Late August, given heavy rain and sun
for a full week, the blackberries would ripen.
At first, just one, a glossy purple clot
among others, red, green, hard as a knot.
You ate that first one and its flesh was sweet
like thickened wine: summer's blood was in it
leaving stains upon the tongue and lust for
picking. Then red ones inked up and that hunger
sent us out with milk-cans, pea-tins, jam-pots
where briars scratched and wet grass bleached our boots.
Round hayfields, cornfields and potato-drills
we trekked and picked until the cans were full,
until the tinkling bottom had been covered
with green ones, and on top big dark blobs burned
like a plate of eyes. Our hands were peppered
with thorn pricks, our palms sticky as Bluebeard's.
We hoarded the fresh berries in the byre.
But when the bath was filled we found a fur,
A rat-grey fungus, glutting on our cache.
The juice was stinking too. Once off the bush
the fruit fermented, the sweet flesh would turn sour.
I always felt like crying. It wasn't fair
that all the lovely canfuls smelt of rot.
Each year I hoped they'd keep, knew they would not.

Seamus Heaney, 1939-2013

Monday, August 12, 2013

As you lay in awe on the bedroom floor

I was very keen on the Smiths in my teens and bought every record.
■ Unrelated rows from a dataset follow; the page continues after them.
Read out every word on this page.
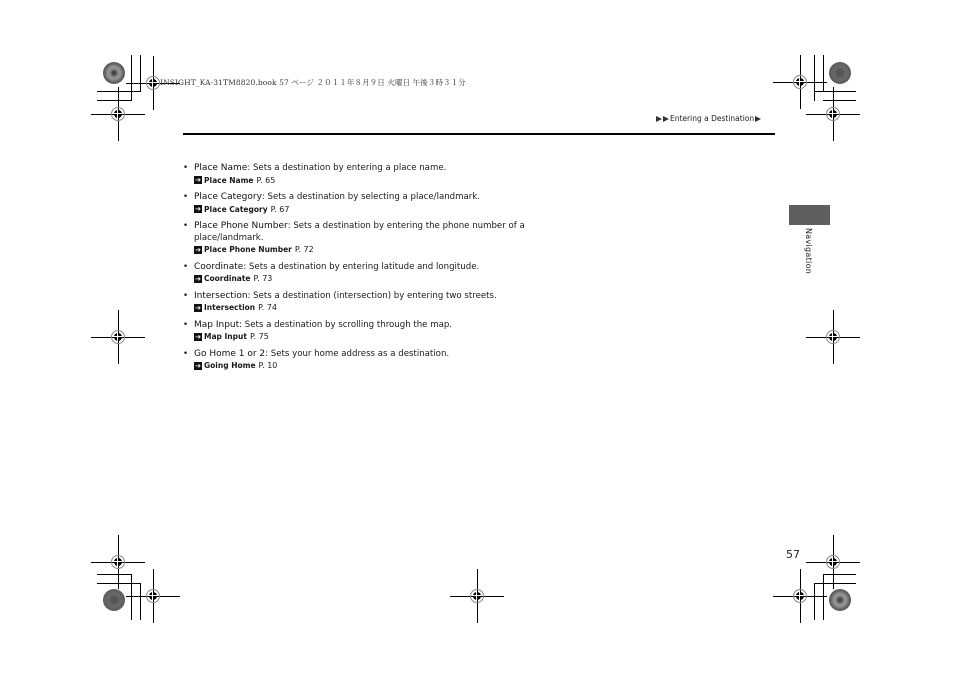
INSIGHT_KA-31TM8820.book 57 ページ ２０１１年８月９日 火曜日 午後３時３１分
Entering a Destination
Navigation
• Place Name: Sets a destination by entering a place name.
➔ Place Name P. 65
• Place Category: Sets a destination by selecting a place/landmark.
➔ Place Category P. 67
• Place Phone Number: Sets a destination by entering the phone number of a place/landmark.
➔ Place Phone Number P. 72
• Coordinate: Sets a destination by entering latitude and longitude.
➔ Coordinate P. 73
• Intersection: Sets a destination (intersection) by entering two streets.
➔ Intersection P. 74
• Map Input: Sets a destination by scrolling through the map.
➔ Map Input P. 75
• Go Home 1 or 2: Sets your home address as a destination.
➔ Going Home P. 10
57
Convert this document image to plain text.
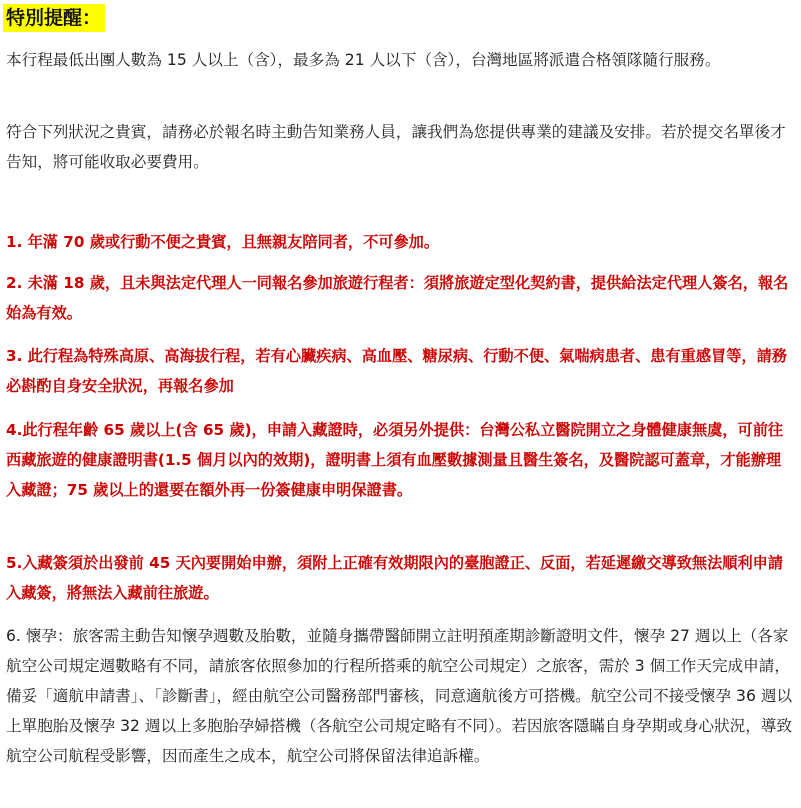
特別提醒：

本行程最低出團人數為 15 人以上（含），最多為 21 人以下（含），台灣地區將派遣合格領隊隨行服務。

符合下列狀況之貴賓，請務必於報名時主動告知業務人員，讓我們為您提供專業的建議及安排。若於提交名單後才告知，將可能收取必要費用。

1. 年滿 70 歲或行動不便之貴賓，且無親友陪同者，不可參加。

2. 未滿 18 歲，且未與法定代理人一同報名參加旅遊行程者：須將旅遊定型化契約書，提供給法定代理人簽名，報名始為有效。

3. 此行程為特殊高原、高海拔行程，若有心臟疾病、高血壓、糖尿病、行動不便、氣喘病患者、患有重感冒等，請務必斟酌自身安全狀況，再報名參加

4.此行程年齡 65 歲以上(含 65 歲)，申請入藏證時，必須另外提供：台灣公私立醫院開立之身體健康無虞，可前往西藏旅遊的健康證明書(1.5 個月以內的效期)，證明書上須有血壓數據測量且醫生簽名，及醫院認可蓋章，才能辦理入藏證；75 歲以上的還要在額外再一份簽健康申明保證書。

5.入藏簽須於出發前 45 天內要開始申辦，須附上正確有效期限內的臺胞證正、反面，若延遲繳交導致無法順利申請入藏簽，將無法入藏前往旅遊。

6. 懷孕：旅客需主動告知懷孕週數及胎數，並隨身攜帶醫師開立註明預產期診斷證明文件，懷孕 27 週以上（各家航空公司規定週數略有不同，請旅客依照參加的行程所搭乘的航空公司規定）之旅客，需於 3 個工作天完成申請，備妥「適航申請書」、「診斷書」，經由航空公司醫務部門審核，同意適航後方可搭機。航空公司不接受懷孕 36 週以上單胞胎及懷孕 32 週以上多胞胎孕婦搭機（各航空公司規定略有不同）。若因旅客隱瞞自身孕期或身心狀況，導致航空公司航程受影響，因而產生之成本，航空公司將保留法律追訴權。
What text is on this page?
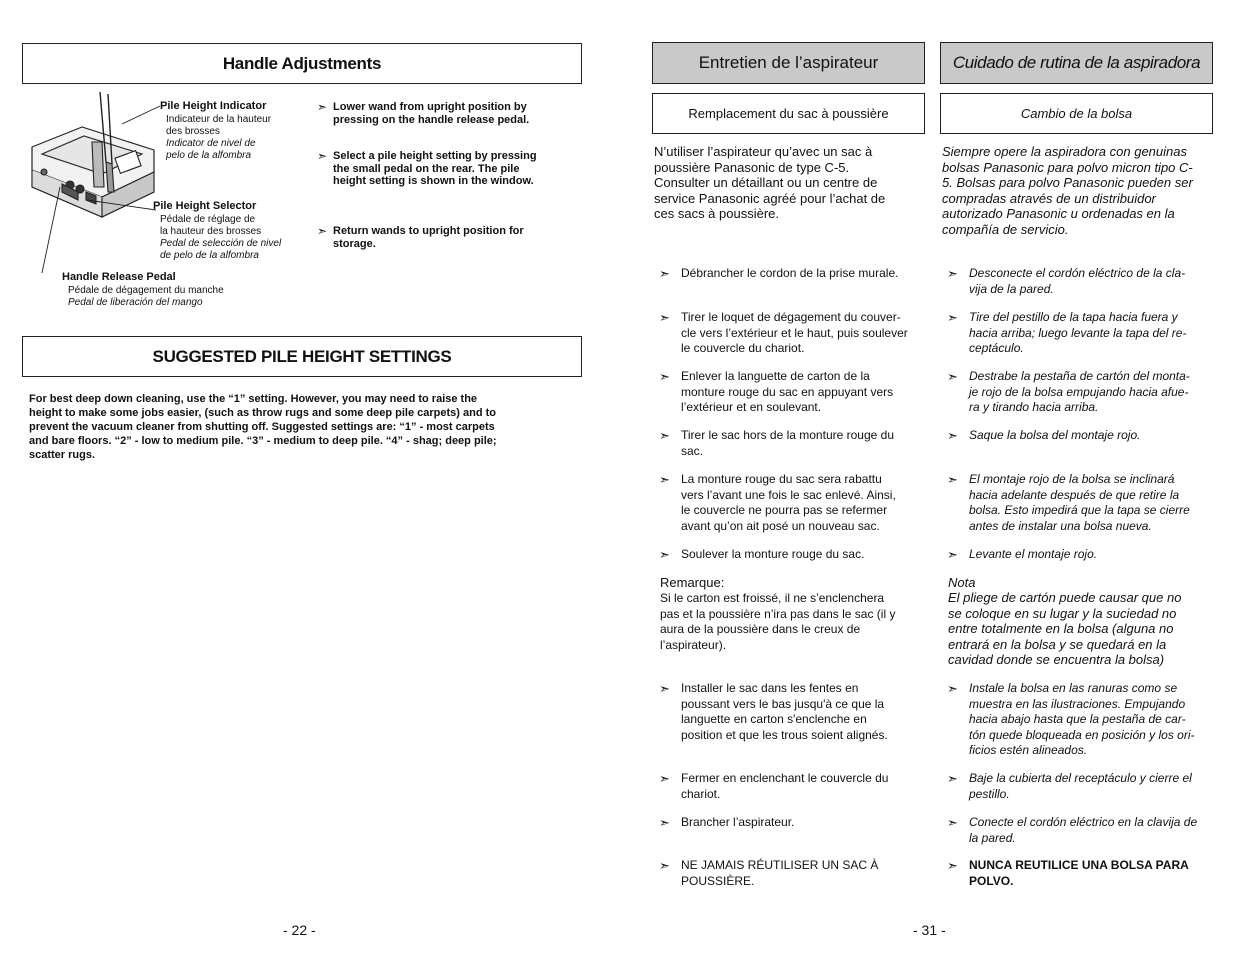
Handle Adjustments
Pile Height Indicator
Indicateur de la hauteur
des brosses
Indicator de nivel de
pelo de la alfombra
Pile Height Selector
Pédale de réglage de
la hauteur des brosses
Pedal de selección de nivel
de pelo de la alfombra
Handle Release Pedal
Pédale de dégagement du manche
Pedal de liberación del mango
➣ Lower wand from upright position by
pressing on the handle release pedal.
➣ Select a pile height setting by pressing
the small pedal on the rear. The pile
height setting is shown in the window.
➣ Return wands to upright position for
storage.
SUGGESTED PILE HEIGHT SETTINGS
For best deep down cleaning, use the “1” setting. However, you may need to raise the
height to make some jobs easier, (such as throw rugs and some deep pile carpets) and to
prevent the vacuum cleaner from shutting off. Suggested settings are: “1” - most carpets
and bare floors. “2” - low to medium pile. “3” - medium to deep pile. “4” - shag; deep pile;
scatter rugs.
- 22 -
Entretien de l’aspirateur	Cuidado de rutina de la aspiradora
Remplacement du sac à poussière	Cambio de la bolsa
N’utiliser l’aspirateur qu’avec un sac à
poussière Panasonic de type C-5.
Consulter un détaillant ou un centre de
service Panasonic agréé pour l’achat de
ces sacs à poussière.
Siempre opere la aspiradora con genuinas
bolsas Panasonic para polvo micron tipo C-
5. Bolsas para polvo Panasonic pueden ser
compradas através de un distribuidor
autorizado Panasonic u ordenadas en la
compañía de servicio.
➣ Débrancher le cordon de la prise murale.
➣ Tirer le loquet de dégagement du couver-
cle vers l’extérieur et le haut, puis soulever
le couvercle du chariot.
➣ Enlever la languette de carton de la
monture rouge du sac en appuyant vers
l’extérieur et en soulevant.
➣ Tirer le sac hors de la monture rouge du
sac.
➣ La monture rouge du sac sera rabattu
vers l’avant une fois le sac enlevé. Ainsi,
le couvercle ne pourra pas se refermer
avant qu’on ait posé un nouveau sac.
➣ Soulever la monture rouge du sac.
Remarque:
Si le carton est froissé, il ne s’enclenchera
pas et la poussière n’ira pas dans le sac (il y
aura de la poussière dans le creux de
l’aspirateur).
➣ Installer le sac dans les fentes en
poussant vers le bas jusqu'à ce que la
languette en carton s'enclenche en
position et que les trous soient alignés.
➣ Fermer en enclenchant le couvercle du
chariot.
➣ Brancher l’aspirateur.
➣ NE JAMAIS RÉUTILISER UN SAC À
POUSSIÈRE.
➣ Desconecte el cordón eléctrico de la cla-
vija de la pared.
➣ Tire del pestillo de la tapa hacia fuera y
hacia arriba; luego levante la tapa del re-
ceptáculo.
➣ Destrabe la pestaña de cartón del monta-
je rojo de la bolsa empujando hacia afue-
ra y tirando hacia arriba.
➣ Saque la bolsa del montaje rojo.
➣ El montaje rojo de la bolsa se inclinará
hacia adelante después de que retire la
bolsa. Esto impedirá que la tapa se cierre
antes de instalar una bolsa nueva.
➣ Levante el montaje rojo.
Nota
El pliege de cartón puede causar que no
se coloque en su lugar y la suciedad no
entre totalmente en la bolsa (alguna no
entrará en la bolsa y se quedará en la
cavidad donde se encuentra la bolsa)
➣ Instale la bolsa en las ranuras como se
muestra en las ilustraciones. Empujando
hacia abajo hasta que la pestaña de car-
tón quede bloqueada en posición y los ori-
ficios estén alineados.
➣ Baje la cubierta del receptáculo y cierre el
pestillo.
➣ Conecte el cordón eléctrico en la clavija de
la pared.
➣ NUNCA REUTILICE UNA BOLSA PARA
POLVO.
- 31 -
I plastered pictures of Morrissey, carefully cut from the NME, all over my bedroom door. I saw them live at the Edinburgh Playhouse in 1986, just before The Queen is Dead came out, and on the day of its release I went to Virgin in Princes Street, Edinburgh, to buy it. It had just been delivered and my copy came straight from the box – had it been unpacked they would have noticed it and claimed it for themselves because, as I realised when I examined it in Princes Street Gardens, heart bursting with excitement, my copy had been signed by Morrissey in gold pen. It’s hard to describe the elation I felt and this was my most treasured possession for a long time.

I left the UK for Hong Kong in January 2003 leaving behind the house I shared with J, which even then I instinctively knew I’d never enter again, although there was no set date on Hong Kong and I possibly thought we’d be back in the UK after two or three years. In the attic of that house in North London went all the books, clothes, records, personal papers and photographs for which there was no room in our two suitcases. From time to time I’d wake in the night and feel anxious about what was in the attic. What if the tenants raked through it? What if the house burnt down? 

But ultimately I clearly didn’t care enough about any of it to go back to retrieve it on any of my visits to the UK and so there it all lay for nearly 10 years until the house was sold last year. I asked the estate agent to arrange for the stuff in the attic to be cleared out and put in storage – something that was surprisingly difficult to do from so many miles away since they wanted me to be there in person to sign for the storage unit. The man with a van the estate agent found said there was “a lot of rubbish” in the attic so I blithely gave him carte blanche to throw out anything that met that description.  

What I should have done was specify what I did want to keep; because in a  small cold storage unit in West London, courtesy of the kind and wholly last-minute emergency assistance of my former father-in-law, I found a lot of books I will never read, some I will, and very little else. Amongst the things that I know I’ll miss: hundreds of photographs from the days before digital; an old jewellery box full of adolescent treasures; all of my teenage diaries (read ‘em and weep!); a first pressing of Tigermilk by Belle & Sebastian; and my signed copy of The Queen is Dead. And it’s nobody’s fault but my own.